En declaraciones a la prensa, el bombero que lo rescató no salía del asombro. La criatura estaba dentro, aterida, tan cerca de las cenizas, del olor a carne chamuscada y los aullidos, que su aparición --junto a la de un bebé encontrado ente los cadáveres-- fue uno de los escasos milagros conocidos en medio de la tragedia que envuelve al país.

Las campanas de la iglesia de la Santísima Trinidad no dejaban de esparcir su llanto metálico a toda Asunción. Santísima Trinidad es un barrio de clase media baja, a 15 manzanas del centro de la capital. El centro comercial era su nota discordante desde que lo inauguraron con toda pompa. "Una obra arquitectónica con relevante fuerza estética", decía en diciembre del 2001 un anuncio del diario ABC.

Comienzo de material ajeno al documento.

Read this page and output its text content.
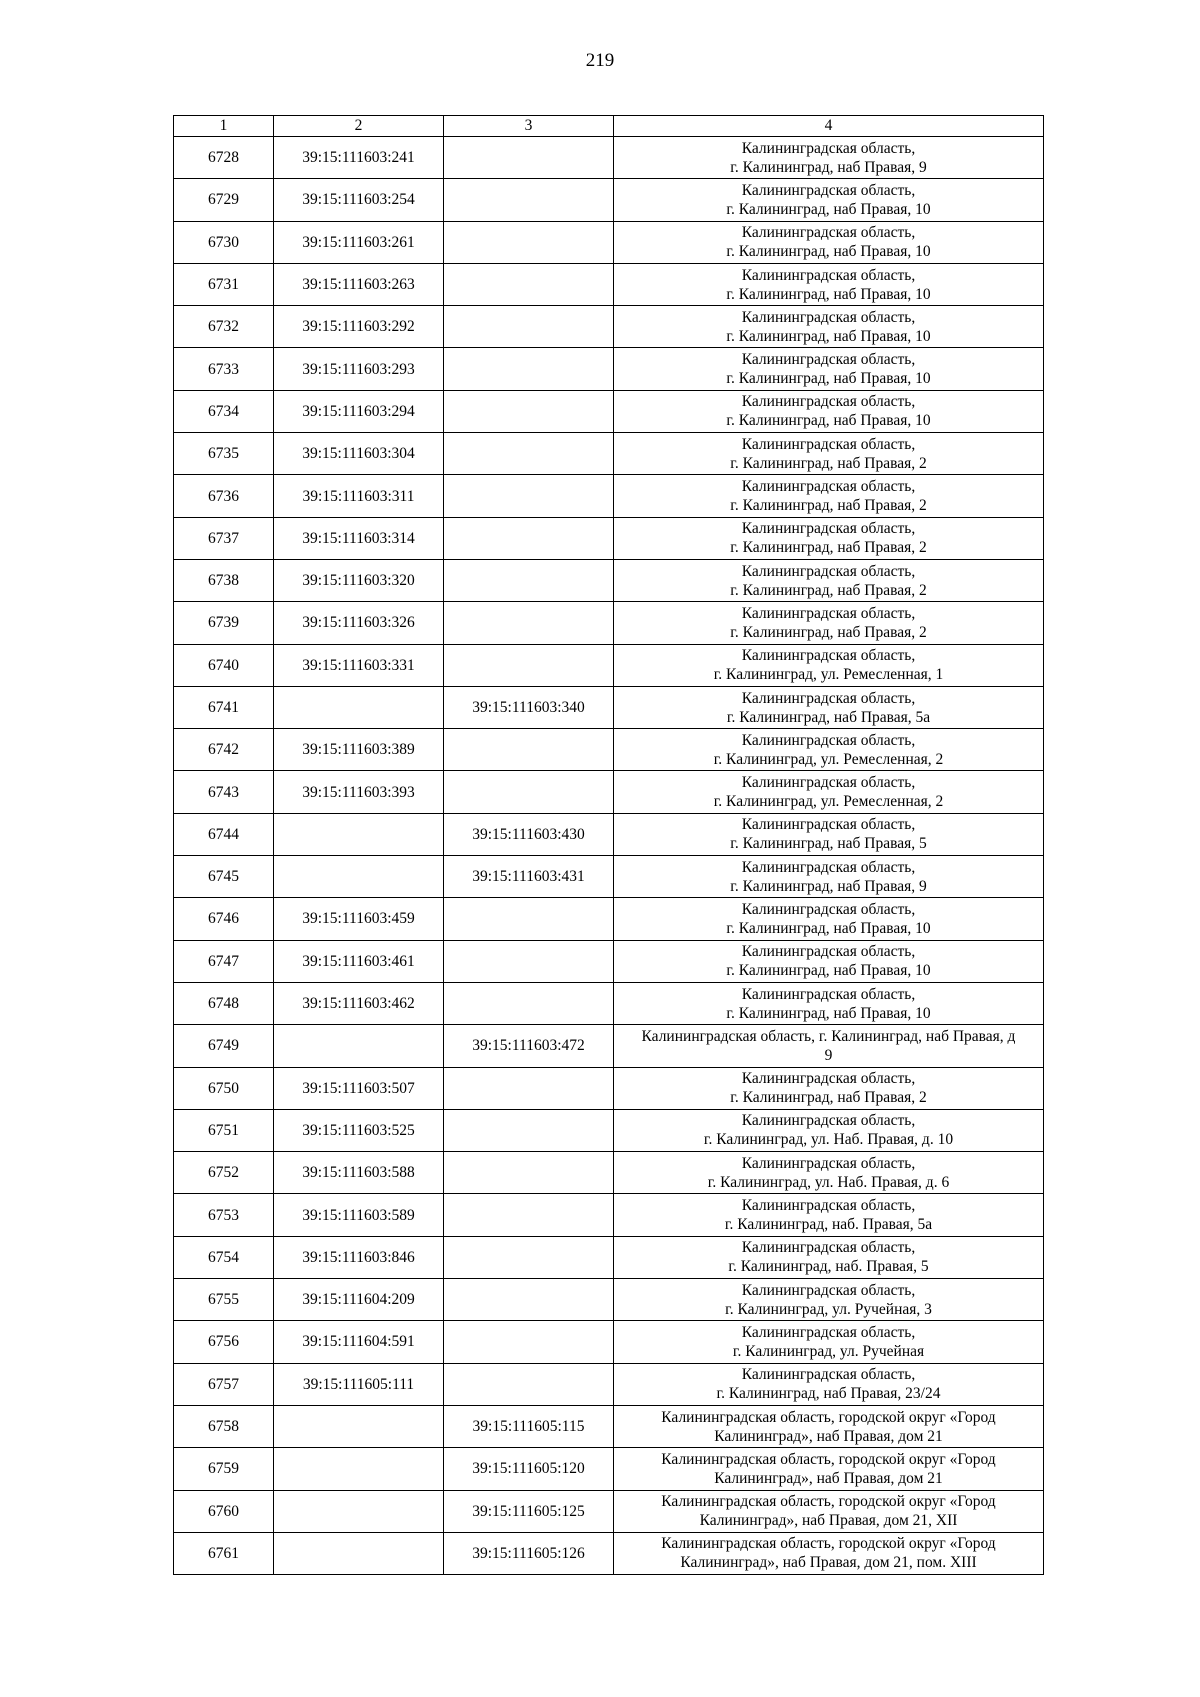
219
1	2	3	4
6728	39:15:111603:241		Калининградская область,
г. Калининград, наб Правая, 9
6729	39:15:111603:254		Калининградская область,
г. Калининград, наб Правая, 10
6730	39:15:111603:261		Калининградская область,
г. Калининград, наб Правая, 10
6731	39:15:111603:263		Калининградская область,
г. Калининград, наб Правая, 10
6732	39:15:111603:292		Калининградская область,
г. Калининград, наб Правая, 10
6733	39:15:111603:293		Калининградская область,
г. Калининград, наб Правая, 10
6734	39:15:111603:294		Калининградская область,
г. Калининград, наб Правая, 10
6735	39:15:111603:304		Калининградская область,
г. Калининград, наб Правая, 2
6736	39:15:111603:311		Калининградская область,
г. Калининград, наб Правая, 2
6737	39:15:111603:314		Калининградская область,
г. Калининград, наб Правая, 2
6738	39:15:111603:320		Калининградская область,
г. Калининград, наб Правая, 2
6739	39:15:111603:326		Калининградская область,
г. Калининград, наб Правая, 2
6740	39:15:111603:331		Калининградская область,
г. Калининград, ул. Ремесленная, 1
6741		39:15:111603:340	Калининградская область,
г. Калининград, наб Правая, 5а
6742	39:15:111603:389		Калининградская область,
г. Калининград, ул. Ремесленная, 2
6743	39:15:111603:393		Калининградская область,
г. Калининград, ул. Ремесленная, 2
6744		39:15:111603:430	Калининградская область,
г. Калининград, наб Правая, 5
6745		39:15:111603:431	Калининградская область,
г. Калининград, наб Правая, 9
6746	39:15:111603:459		Калининградская область,
г. Калининград, наб Правая, 10
6747	39:15:111603:461		Калининградская область,
г. Калининград, наб Правая, 10
6748	39:15:111603:462		Калининградская область,
г. Калининград, наб Правая, 10
6749		39:15:111603:472	Калининградская область, г. Калининград, наб Правая, д
9
6750	39:15:111603:507		Калининградская область,
г. Калининград, наб Правая, 2
6751	39:15:111603:525		Калининградская область,
г. Калининград, ул. Наб. Правая, д. 10
6752	39:15:111603:588		Калининградская область,
г. Калининград, ул. Наб. Правая, д. 6
6753	39:15:111603:589		Калининградская область,
г. Калининград, наб. Правая, 5а
6754	39:15:111603:846		Калининградская область,
г. Калининград, наб. Правая, 5
6755	39:15:111604:209		Калининградская область,
г. Калининград, ул. Ручейная, 3
6756	39:15:111604:591		Калининградская область,
г. Калининград, ул. Ручейная
6757	39:15:111605:111		Калининградская область,
г. Калининград, наб Правая, 23/24
6758		39:15:111605:115	Калининградская область, городской округ «Город
Калининград», наб Правая, дом 21
6759		39:15:111605:120	Калининградская область, городской округ «Город
Калининград», наб Правая, дом 21
6760		39:15:111605:125	Калининградская область, городской округ «Город
Калининград», наб Правая, дом 21, XII
6761		39:15:111605:126	Калининградская область, городской округ «Город
Калининград», наб Правая, дом 21, пом. XIII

Su dueño, Juan Pío Paiva, había pasado de tener un pequeño almacén a manejar negocios a gran escala. Esta superación no sorprende a nadie en un país donde el lavado de dinero proveniente del tráfico de armas y drogas y la corrupción forman parte del paisaje hace tanto tiempo que nadie recuerda cuándo comenzó el desarreglo.

El Ycuá Bolaños era una de las tantas metáforas urbanas de una ciudad donde faltan cloacas, pero abundan esos falsos destellos de esplendor. Ahora que todo el dolor del mundo puede caber en una manzana, nadie quiere mirar hacia allí, donde 423 personas han muerto, 139 han desaparecido y casi 500 están ingresadas con heridas de diversa consideración.

Y mientras las campanas de iglesia Santísima Trinidad seguían tañendo, Carlos Storm, el presidente de la Cámara de Supermercados, se preguntaba si el incendio del Ycuá Bolaños incidiría negativamente en las ventas del sector.